Sauf que, comme dit plus haut, Hazlewood a facile quinze ans de plus que ceux qui chantent ses compos et beaucoup plus encore que ceux qui achètent ses disques. Il est de la « vieille école » et tous ces chevelus qui se défoncent en poussant les Marshall sur onze, c’est pas son truc. Il a détesté le flower power et tous les hippies de Frisco, et quand arrivent les Blue Cheer, Vanilla Fudge et consorts, il décide de mettre les voiles, quitter les States, direction la Suède. Sur le chemin, il s’arrête à Londres, croyant que l’Angleterre est tout entière dévouée à Dusty Springfield ou Donovan. Sauf que c’est vers 68-69 le royaume des shows hyper bruyants de Who, que Pink Floyd assourdit et aveugle le public du club UFO, et que Jimmy Page, Jeff Beck et Clapton se tirent la bourre à grands riffs de Gibson.

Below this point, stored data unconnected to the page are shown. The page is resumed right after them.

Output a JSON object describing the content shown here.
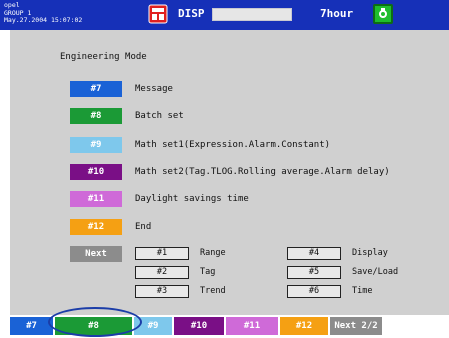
{
  "header": {
    "info_line1": "opel",
    "info_line2": "GROUP 1",
    "info_line3": "May.27.2004 15:07:02",
    "disp_label": "DISP",
    "hour_label": "7hour"
  },
  "mode_title": "Engineering Mode",
  "menu_items": [
    {
      "key": "#7",
      "label": "Message",
      "color": "#1a62d6"
    },
    {
      "key": "#8",
      "label": "Batch set",
      "color": "#1b9a36"
    },
    {
      "key": "#9",
      "label": "Math set1(Expression.Alarm.Constant)",
      "color": "#7ec8ec"
    },
    {
      "key": "#10",
      "label": "Math set2(Tag.TLOG.Rolling average.Alarm delay)",
      "color": "#7a0f86"
    },
    {
      "key": "#11",
      "label": "Daylight savings time",
      "color": "#cf6ad8"
    },
    {
      "key": "#12",
      "label": "End",
      "color": "#f5a013"
    }
  ],
  "next_key": {
    "label": "Next",
    "color": "#8c8c8c"
  },
  "next_items": [
    {
      "key": "#1",
      "label": "Range"
    },
    {
      "key": "#2",
      "label": "Tag"
    },
    {
      "key": "#3",
      "label": "Trend"
    },
    {
      "key": "#4",
      "label": "Display"
    },
    {
      "key": "#5",
      "label": "Save/Load"
    },
    {
      "key": "#6",
      "label": "Time"
    }
  ],
  "softkeys": [
    {
      "label": "#7",
      "color": "#1a62d6"
    },
    {
      "label": "#8",
      "color": "#1b9a36"
    },
    {
      "label": "#9",
      "color": "#7ec8ec"
    },
    {
      "label": "#10",
      "color": "#7a0f86"
    },
    {
      "label": "#11",
      "color": "#cf6ad8"
    },
    {
      "label": "#12",
      "color": "#f5a013"
    },
    {
      "label": "Next 2/2",
      "color": "#8c8c8c"
    }
  ],
  "icons": {
    "disp": "disp-icon",
    "status": "status-icon"
  }
}
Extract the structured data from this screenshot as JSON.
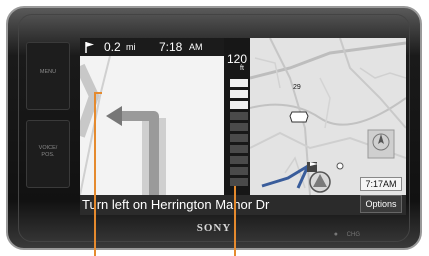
{
  "side_buttons": [
    {
      "label": "MENU"
    },
    {
      "label_top": "VOICE/",
      "label_bottom": "POS."
    }
  ],
  "nav": {
    "distance_value": "0.2",
    "distance_unit": "mi",
    "eta_time": "7:18",
    "eta_period": "AM",
    "speed_limit": "120",
    "speed_unit": "ft",
    "route_shield": "29",
    "clock": "7:17AM",
    "instruction": "Turn left on Herrington Manor Dr",
    "options_label": "Options"
  },
  "brand": "SONY",
  "bottom_labels": {
    "power": "●",
    "chg": "CHG"
  },
  "colors": {
    "callout": "#e58a2e",
    "route_blue": "#3a5d9b",
    "meter_active": "#efefef",
    "meter_inactive": "#4a4a4a"
  },
  "icons": [
    "flag-icon",
    "turn-left-arrow-icon",
    "compass-icon",
    "vehicle-position-icon",
    "route-shield-icon"
  ]
}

Et Lee Hazlewood va mettre en chantier un disque totalement suicidaire. Il recrute Shel Talmy pour produire (oui, celui des Who et des Kinks, mais plutôt à cause de « Pictures of Lily » ou « Waterloo sunset » que de « My generation » ou « You really got me ») et un trio d’arrangeurs de cordes et de cuivres, John Arty, Big Jim Sullivan et surtout David Withaker. Et Hazlewood, un des meilleurs auteurs de son temps va sortir une rondelle exclusivement composée de reprises. Et des reprises de chansons dont certaines sont encore plus vieilles que lui et n’ont évidemment strictement rien à voir avec l’air du temps.

Parenthèse. J’ai déjà causé quelque part plus haut de Gainsbourg. Et à moins d’être sourd, il faut bien reconnaître qu’il y a des similitudes sonores entre « Forty » et « Melody Nelson ». Mais pas seulement. « Forty », on sait qu’il y a derrière Talmy et Whitaker. « Melody Nelson », on connaît le boulot de Jean-Claude Vannier aux arrangements. Mais pour ces deux disques, le reste du casting est à peu près inconnu (tout juste sur la réédition 2017 de « Forty », Talmy avance-t-il sans en être certain les noms de Clem Cattini, Nicky Hopkins, et encore plus incertain, Jimmy Page). Certains ont lancé l’hypothèse que Gainsbourg, aux grandes oreilles toujours ouvertes sur la sono mondiale, avait embauché les zicos de « Forty » pour « Melody Nelson ». Cinquante ans après les faits, au vu des rares déclarations crédibles des protagonistes potentiels sur le sujet, il semble bien que les sessionmen des deux disques ne sont absolument pas les mêmes. Fin de la parenthèse.

« Forty » donc (on y arrive, on y arrive …). Qui s’ouvre par une reprise de, tiens donc, un titre gravé par Frank Sinatra (« It was a very good year »). On sait que The Voice accompagnait souvent fifille Nancy quand elle était en studio avec Hazlewood, et que ce dernier a quelquefois emboîté le pas au Rat Pack lors des virées nocturnes dans les bars. Mais je suis pas psy, et ne me demandez pas pourquoi ce titre d’entrée … Toujours est-il qu’il pose les bases du reste. Une chanson hors d’âge (ou du temps), totalement désuète et magnifique en même temps, portée par cette voix dans les graves et le miel au milieu des mirifiques arrangements de Withaker.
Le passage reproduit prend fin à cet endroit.